Toga parecia a mais feliz com o relacionamento dele. A garota andava quase sempre agarrada em Midoriya e o abraçava como se fosse a coisa mais normal do mundo. Claro, o esverdeado as vezes estremecia ou grunhida com o ato de amor, literal, de Toga, mas aceitava de bom grato. Ele não a empurrava mais ou fazia ela manter uma distância solida entre eles... O garoto apenas ignorava seus instintos de m***r e a deixava se aproximar. Claro, Toga estava animada cá a semana inteira desde que Midoriya a deixou toca-lo sem pedir permissão.

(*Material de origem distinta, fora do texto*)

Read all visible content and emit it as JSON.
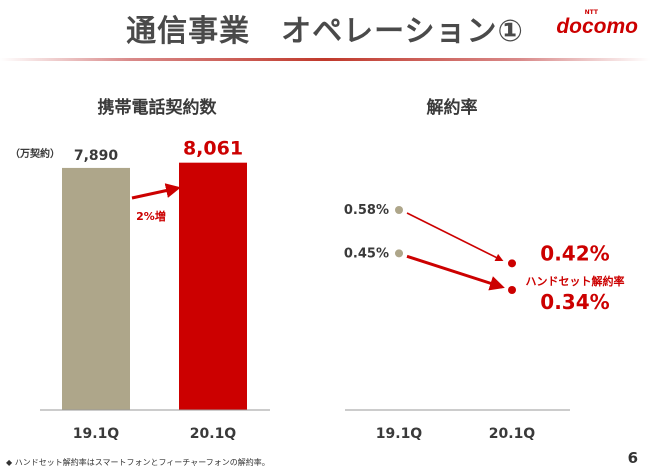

A garota parecia que estava tendo um ou dois orgasmos a cada minuto, sua expressão era caótica ao ponto de Shigaraki não conseguir descrever, principalmente quando ela acariciava o monte de cabelos verdes na cabeça do garoto. Era estranho... Muito estranho.
Dabi por outro lado parecia agir o extremo oposto de Toga. Ele e Midoriya trocavam alguns olhares as vezes e o esverdeado sempre saia de fininho quando Dabi tentava se aproximar dele. O garoto não negava seu toque, mas parecia atento a ele, sempre o olhando em poucos minutos para garantir que ele continuava sentado ou se estava se movendo. De início Shigaraki achou que o garoto poderia estar evitando Dabi, como ele fazia consigo mesmo, mas depois percebeu que a ferida era um pouco mais embaixo. O garoto não odiava e nem gostava de Dabi, parecia que ele estava numa zona BEM cinzenta com o rapaz com o corpo queimado. Isso até Shigaraki finalmente entender o que estava acontecendo. E Ele queria muito, mas muito, tacar limões em seus olhos e olhar diretamente para o sol. Isso era o que ele mais planejava desde o início.
Dabi e Midoriya tinham, literalmente uma amizade colorida. Apesar de não admitirem os garotos viviam quase juntos no quarto ou dormiam juntos, dormir de literalmente dormir, pelo menos Shigaraki nunca ouviu nenhum gemido, e ele sabia que Dabi gostavam de quebras as garotas na cama, então com Midoriya não seria diferente. O rapaz com a boca tão seca que m*l via manteiga de cacau percebeu sutilmente os detalhes, as vezes Midoriya saia do quarto usando uma blusa de Dabi ou estava tão sonolento que nem percebia que se agarrava no maior. Midoriya parecia ter criado uma relação de dependência com Dabi. Ele não ficava tão longe, mas também não ficava tão perto, apenas quando ele estava morto de sono ou bêbado o suficiente para não ligar. Toga sabia que Midoriya vivia tendo ou quase toda a noite tinha pesadelos, principalmente agora que ele estava num lugar seguro e não conseguia entender isso muito bem. Dabi o estava ajudando a superar isso e passava a noite com Midoriya para acalma-lo quando o pesadelo ficava muito turbulento.
Shigaraki só tinha certeza e só quis apagar sua visão quando viu Dabi saindo quase que pelado do quarto do garoto, com exceção de sua cueca e uma toalha no cabelo. Ele supôs que ambos estavam em um relacionamento ou algo do gênero. Mas Toga não parecia se incomodar com isso, não pelo menos como ele pensaria.
Midoriya parecia estar criando um plano doido com sensei sobre criar ogivas nucleares que foi muito bem aceito e começou a projetar. O que fazia o garoto passar noites em claro, o que era bom para ele, significava sem pesadelos, mas quando o sono finalmente o batia andava até Dabi e apenas puxava sua blusa. O queimado parecia gostar dessa dependência.
Quando o fim da semana estava ocorrendo, Shigaraki foi colocado sobre um experimento do Doutor, ele finalmente iria herdar o All For One do sensei. Ele tinha tudo pronto e suas últimas lembranças antes de receber tal divindade foi de Midoriya o encarrando fixamente enquanto olhava algumas anotações presas sobre o computador. Shigaraki apagou logo em seguida.